Summary – be more precise with the first two sentences.
Remove noble.
Split up the third sentence of the overview.
Add contact details
Sketches not done.
Folders/files that are not being used should be removed.
Simulation not yet done.
Add more comments, especially around “magic numbers” such as lines 21 and 22 of 03-clean_data.R.
Don’t forget to update date in the scripts, if necessary.
Clean up the libraries that are being loaded in the Quarto doc.
Move cleaning that is happening in the Quarto doc into a cleaning script. Consider using parquet for this analysis dataset so that it maintains class. Then read it into the Quarto doc.
Title – I’d like to see the years and the country.
Sub-title: Add main finding.
General – try to be more concise with writing.
Figure 2 – remove “Sex” as title.
Figure 2 – consider also plotting the difference
Figure 3 – reduce the number of categories.
In general, try to never say what the “thing” is in text. E.g. “Figure 5, the Histogram demonstrates…” should just be “Figure 5 demonstrates…”.
“We leverage the” change to “We use a”
Brilleman et al (2018) should be (Brilleman et al 2018).
[x] Correct the "README" to the repo by adding when and where to the title, to clarify what population we are looking at.
[ ] Correct the "README" to the repo by being more precise in the introduction. Be more specific about the context of our study and how it may fit into wider work.
[x] Our commit notes look okay.
[x] Correct the title to our repo to more accurately reflect our research. (Sex, education, mental health).

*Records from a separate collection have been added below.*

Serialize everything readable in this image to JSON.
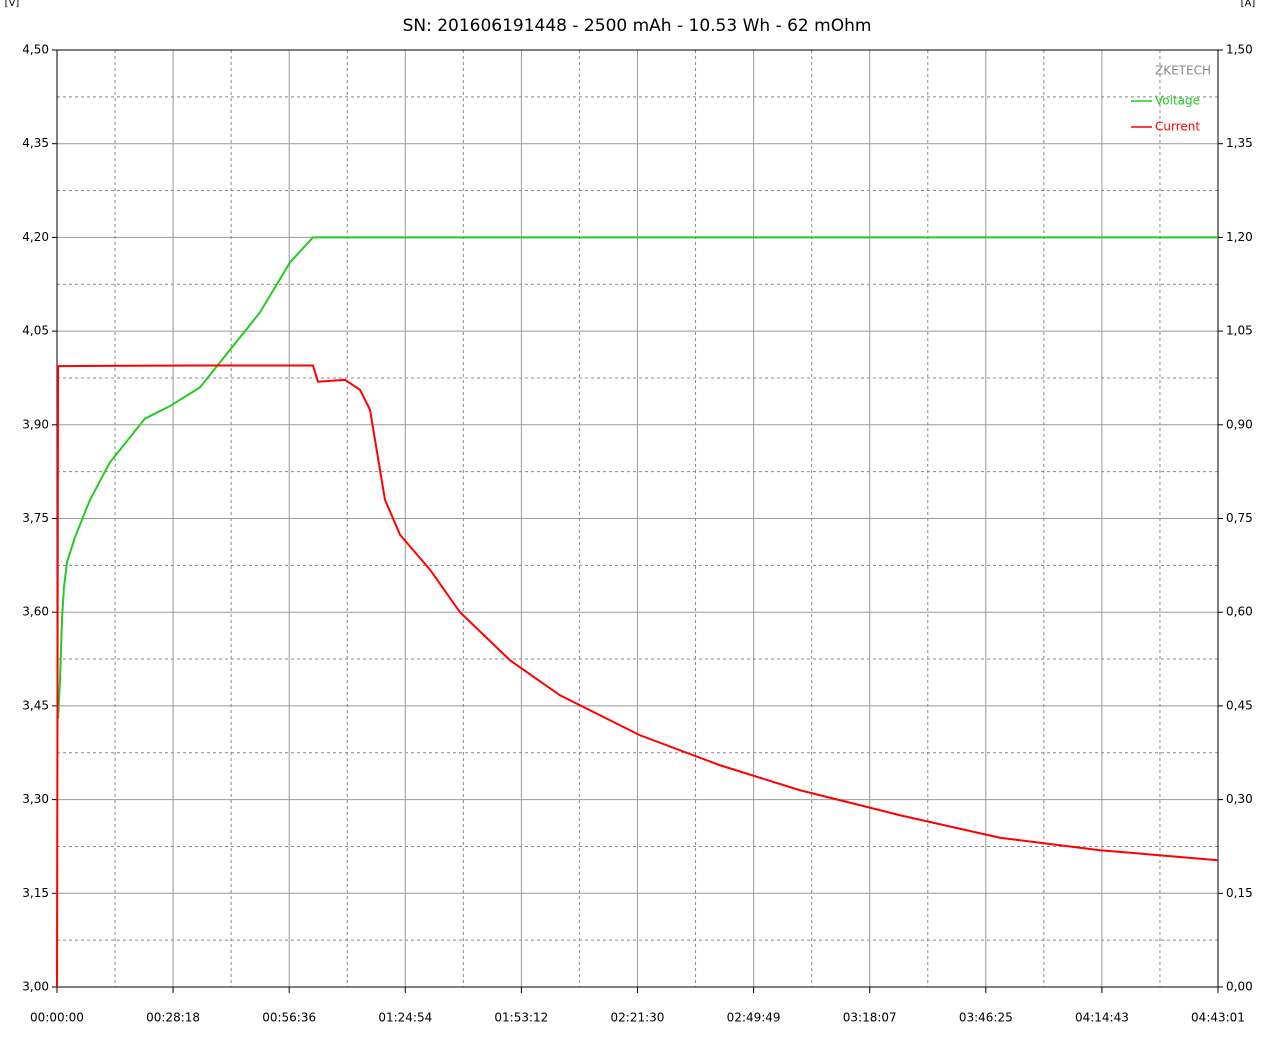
{
  "chart_data": {
    "type": "line",
    "title": "SN: 201606191448 - 2500 mAh - 10.53 Wh - 62 mOhm",
    "y_label": "[V]",
    "y2_label": "[A]",
    "watermark": "ZKETECH",
    "grid": true,
    "legend": "top-right",
    "xlim": [
      0,
      16981
    ],
    "xticks": [
      {
        "value": 0,
        "label": "00:00:00"
      },
      {
        "value": 1698,
        "label": "00:28:18"
      },
      {
        "value": 3396,
        "label": "00:56:36"
      },
      {
        "value": 5094,
        "label": "01:24:54"
      },
      {
        "value": 6792,
        "label": "01:53:12"
      },
      {
        "value": 8490,
        "label": "02:21:30"
      },
      {
        "value": 10189,
        "label": "02:49:49"
      },
      {
        "value": 11887,
        "label": "03:18:07"
      },
      {
        "value": 13585,
        "label": "03:46:25"
      },
      {
        "value": 15283,
        "label": "04:14:43"
      },
      {
        "value": 16981,
        "label": "04:43:01"
      }
    ],
    "ylim": [
      3.0,
      4.5
    ],
    "yticks": [
      {
        "value": 3.0,
        "label": "3,00"
      },
      {
        "value": 3.15,
        "label": "3,15"
      },
      {
        "value": 3.3,
        "label": "3,30"
      },
      {
        "value": 3.45,
        "label": "3,45"
      },
      {
        "value": 3.6,
        "label": "3,60"
      },
      {
        "value": 3.75,
        "label": "3,75"
      },
      {
        "value": 3.9,
        "label": "3,90"
      },
      {
        "value": 4.05,
        "label": "4,05"
      },
      {
        "value": 4.2,
        "label": "4,20"
      },
      {
        "value": 4.35,
        "label": "4,35"
      },
      {
        "value": 4.5,
        "label": "4,50"
      }
    ],
    "y2lim": [
      0,
      1.5
    ],
    "y2ticks": [
      {
        "value": 0,
        "label": "0,00"
      },
      {
        "value": 0.15,
        "label": "0,15"
      },
      {
        "value": 0.3,
        "label": "0,30"
      },
      {
        "value": 0.45,
        "label": "0,45"
      },
      {
        "value": 0.6,
        "label": "0,60"
      },
      {
        "value": 0.75,
        "label": "0,75"
      },
      {
        "value": 0.9,
        "label": "0,90"
      },
      {
        "value": 1.05,
        "label": "1,05"
      },
      {
        "value": 1.2,
        "label": "1,20"
      },
      {
        "value": 1.35,
        "label": "1,35"
      },
      {
        "value": 1.5,
        "label": "1,50"
      }
    ],
    "series": [
      {
        "name": "Voltage",
        "color": "#22cc22",
        "x": [
          15,
          44,
          73,
          102,
          146,
          263,
          483,
          775,
          1068,
          1287,
          1653,
          2092,
          2530,
          2969,
          3408,
          3744,
          16981
        ],
        "values": [
          3.43,
          3.49,
          3.59,
          3.64,
          3.68,
          3.72,
          3.78,
          3.84,
          3.88,
          3.91,
          3.93,
          3.96,
          4.02,
          4.08,
          4.16,
          4.2,
          4.2
        ]
      },
      {
        "name": "Current",
        "color": "#ff0000",
        "axis": "y2",
        "x": [
          0,
          15,
          2092,
          3744,
          3817,
          4212,
          4432,
          4578,
          4651,
          4797,
          5017,
          5456,
          5894,
          6626,
          7357,
          8527,
          9697,
          10867,
          12330,
          13792,
          15255,
          16981
        ],
        "values": [
          0,
          0.994,
          0.995,
          0.995,
          0.969,
          0.972,
          0.956,
          0.924,
          0.876,
          0.78,
          0.724,
          0.668,
          0.6,
          0.523,
          0.467,
          0.403,
          0.355,
          0.315,
          0.275,
          0.239,
          0.219,
          0.203
        ]
      }
    ]
  }
}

[x] Add sketches to folder.
[ ] Remove folders and files that we are not using, to tidy up the repo.
[ ] We don't have simulation data - we should do it. We only have clean data (03-clean_data.R). Our cleaning makes sense to Rohan now, but in six months we won't remember what our numbers and variables are thoroughly so we know what we did. At a metalevel, it makes your codes very understandable and sharable so others can understand what you did and why, without needing to have you there to tell them what you did and why.

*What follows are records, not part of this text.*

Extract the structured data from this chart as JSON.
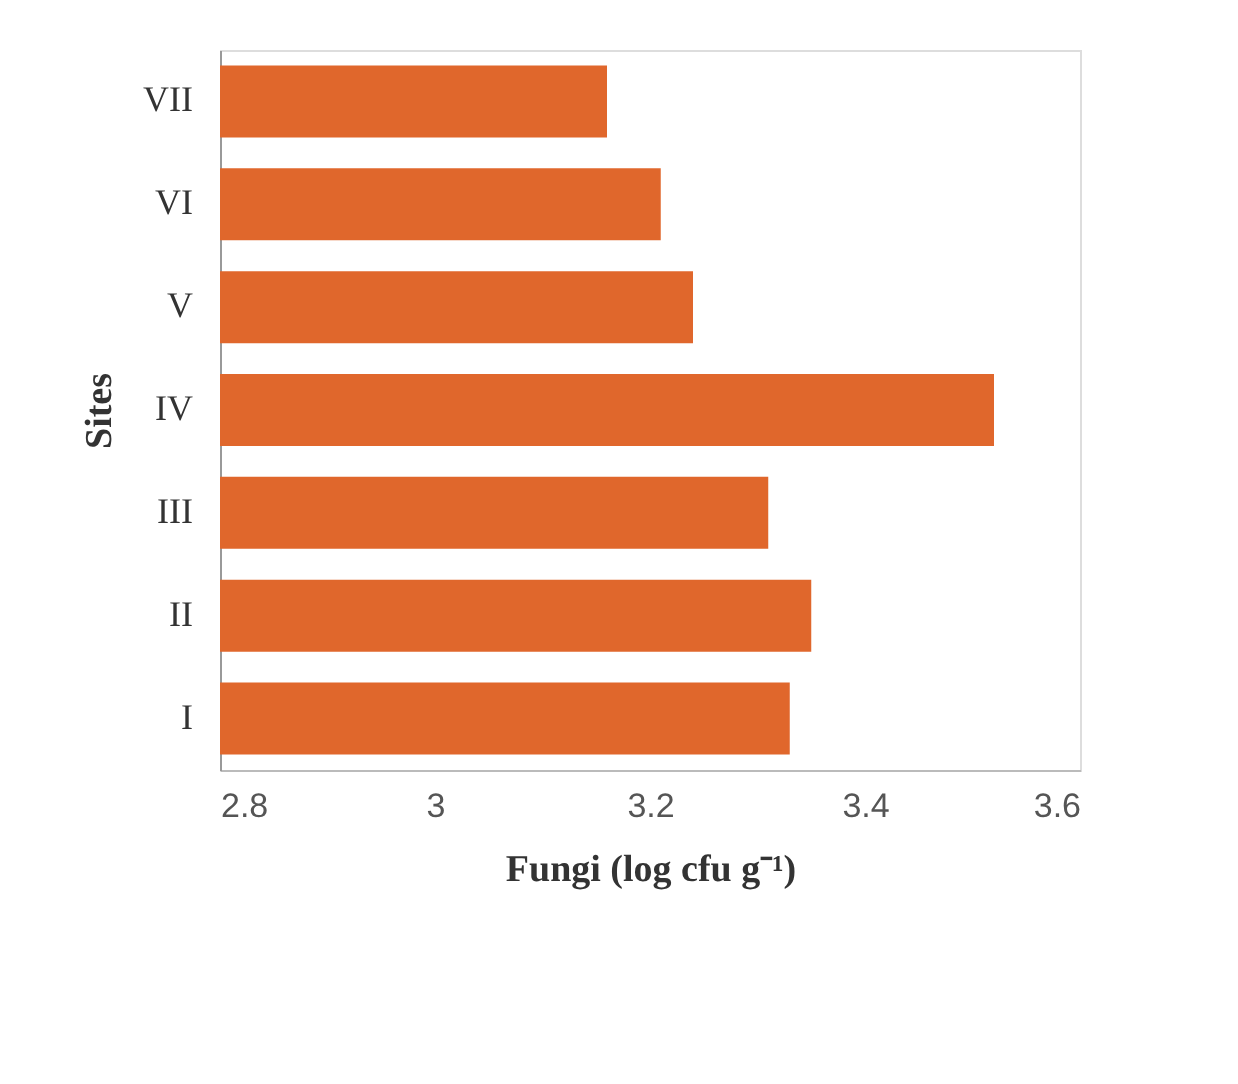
{
  "chart_data": {
    "type": "bar",
    "orientation": "horizontal",
    "xlabel": "Fungi (log cfu g⁻¹)",
    "ylabel": "Sites",
    "categories": [
      "VII",
      "VI",
      "V",
      "IV",
      "III",
      "II",
      "I"
    ],
    "values": [
      3.16,
      3.21,
      3.24,
      3.52,
      3.31,
      3.35,
      3.33
    ],
    "color": "#e0672c",
    "xlim": [
      2.8,
      3.6
    ],
    "xticks": [
      2.8,
      3,
      3.2,
      3.4,
      3.6
    ],
    "grid": false
  }
}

[ ] Don't forget to update the date in the scripts, if necessary.
[ ] Clean up the libraries that are loaded in our Quarto doc, for transparency. For example, we don't need library(gutenbergr) - in future, if we try to run our paper again, and library(gutenbergr) is broken, we don't want our paper to break just because gutenbergr is broken/not supported.
[ ] We did some data cleaning inside the Quarto, which we can remove from Quarto and put into a data cleaning file seperately, so as to not clutter the Quarto. E.g. lines 38 through 70s can be outside of Quarto. This also allows us to test the data.

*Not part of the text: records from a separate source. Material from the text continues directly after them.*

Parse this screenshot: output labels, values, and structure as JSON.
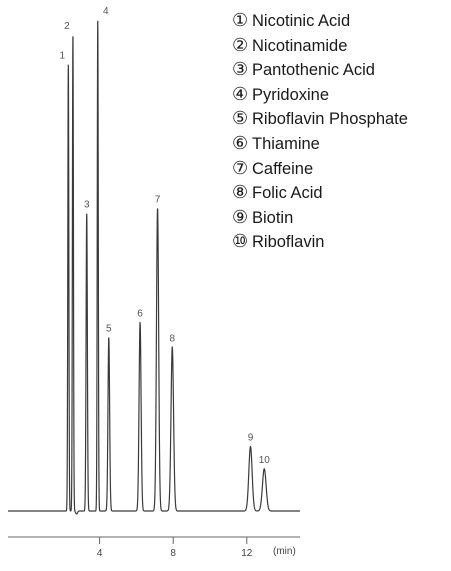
{
  "chart_data": {
    "type": "line",
    "title": "",
    "xlabel": "(min)",
    "ylabel": "",
    "xlim": [
      0,
      14
    ],
    "x_ticks": [
      4,
      8,
      12
    ],
    "x_tick_labels": [
      "4",
      "8",
      "12"
    ],
    "grid": false,
    "legend_position": "top-right",
    "baseline": 0,
    "peaks": [
      {
        "label": "1",
        "name": "Nicotinic Acid",
        "rt": 2.3,
        "height": 0.9,
        "width": 0.028
      },
      {
        "label": "2",
        "name": "Nicotinamide",
        "rt": 2.55,
        "height": 0.96,
        "width": 0.028
      },
      {
        "label": "3",
        "name": "Pantothenic Acid",
        "rt": 3.3,
        "height": 0.6,
        "width": 0.035
      },
      {
        "label": "4",
        "name": "Pyridoxine",
        "rt": 3.9,
        "height": 0.99,
        "width": 0.028
      },
      {
        "label": "5",
        "name": "Riboflavin Phosphate",
        "rt": 4.5,
        "height": 0.35,
        "width": 0.045
      },
      {
        "label": "6",
        "name": "Thiamine",
        "rt": 6.2,
        "height": 0.38,
        "width": 0.055
      },
      {
        "label": "7",
        "name": "Caffeine",
        "rt": 7.15,
        "height": 0.61,
        "width": 0.06
      },
      {
        "label": "8",
        "name": "Folic Acid",
        "rt": 7.95,
        "height": 0.33,
        "width": 0.07
      },
      {
        "label": "9",
        "name": "Biotin",
        "rt": 12.2,
        "height": 0.13,
        "width": 0.09
      },
      {
        "label": "10",
        "name": "Riboflavin",
        "rt": 12.95,
        "height": 0.085,
        "width": 0.1
      }
    ]
  },
  "legend": {
    "items": [
      {
        "num": "①",
        "name": "Nicotinic Acid"
      },
      {
        "num": "②",
        "name": "Nicotinamide"
      },
      {
        "num": "③",
        "name": "Pantothenic Acid"
      },
      {
        "num": "④",
        "name": "Pyridoxine"
      },
      {
        "num": "⑤",
        "name": "Riboflavin Phosphate"
      },
      {
        "num": "⑥",
        "name": "Thiamine"
      },
      {
        "num": "⑦",
        "name": "Caffeine"
      },
      {
        "num": "⑧",
        "name": "Folic Acid"
      },
      {
        "num": "⑨",
        "name": "Biotin"
      },
      {
        "num": "⑩",
        "name": "Riboflavin"
      }
    ]
  },
  "colors": {
    "trace": "#3a3a3a",
    "axis": "#666666",
    "text": "#1a1a1a"
  }
}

[ ] When we have around 10 or more "educ="501~"Master's"" lines (where we re-map the names in the table), it gets tedious quickly so create a lookup table (csv) to make it reference-able.
[ ] In the title of the paper (qmd), like we saw in the repo's README, Rohan would like to see the years and the country again, because America tends to assume it is universal but it is not. Also, the title is good, but to make it better use a subtitle and specify your main finding. E.g. "Gender and blahblah: discovery of relationships between blahblah from blahblah variables."
[ ] In text-heavy sections of the qmd, make it more concise. Cut out unnecessary words like "we hope to..."
Rohan asks, on the bottom of page 2 and top of page 3, why do we have these tables? (We explained it to Rohan, but having this written out could be clearer for the reader).
[ ] Graph at bottom of page 5 has the word 'sex' on top (looks sort of like the title of the graph). Remove it as it is confusing/not helpful.
[ ] For that same graph (Figure 2), add another graph to include difference/changes between 2018 and 2021.
Figure 3: smash some more categories together, e.g. highschool + GED, master's + doctoral (postgraduate)... reduce it down, suggests Rohan.
[ ] The description of our Figure 5 can be simplified to "Figure 5 demonstrates the overview of the age data distribution..." (cut out extra words "Figure 5 The histogram demonstrates the overview of the age data distribution..."). In general never say what type of "thing" is in the figure (histogram).
[ ] When we say in section "3 model", change "we leverage" to "we use".
[ ] Clean up the citations in section "3 model" - Quarto document didn't output the citations correctly.
[ ] Expand out section "5.3 weaknesses and next steps." E.g. include more details about connections to other research in the field and what we can contribute to it...
[ ] Expand appendix.
[ ] Citation in bibtex to the APA paper current has no author listed, even though we know it is the APA - add APA as the author please.
[ ] Per our lecture today, start adding tests for validity, internal consistency, and external consistency. Include that as a script in your project repos. See our lecture notes the the textbook for the packages to use (there are three that are possible to use.)
[ ] Good job testing our plan on a small sample of 5000 before doing a bigger scale.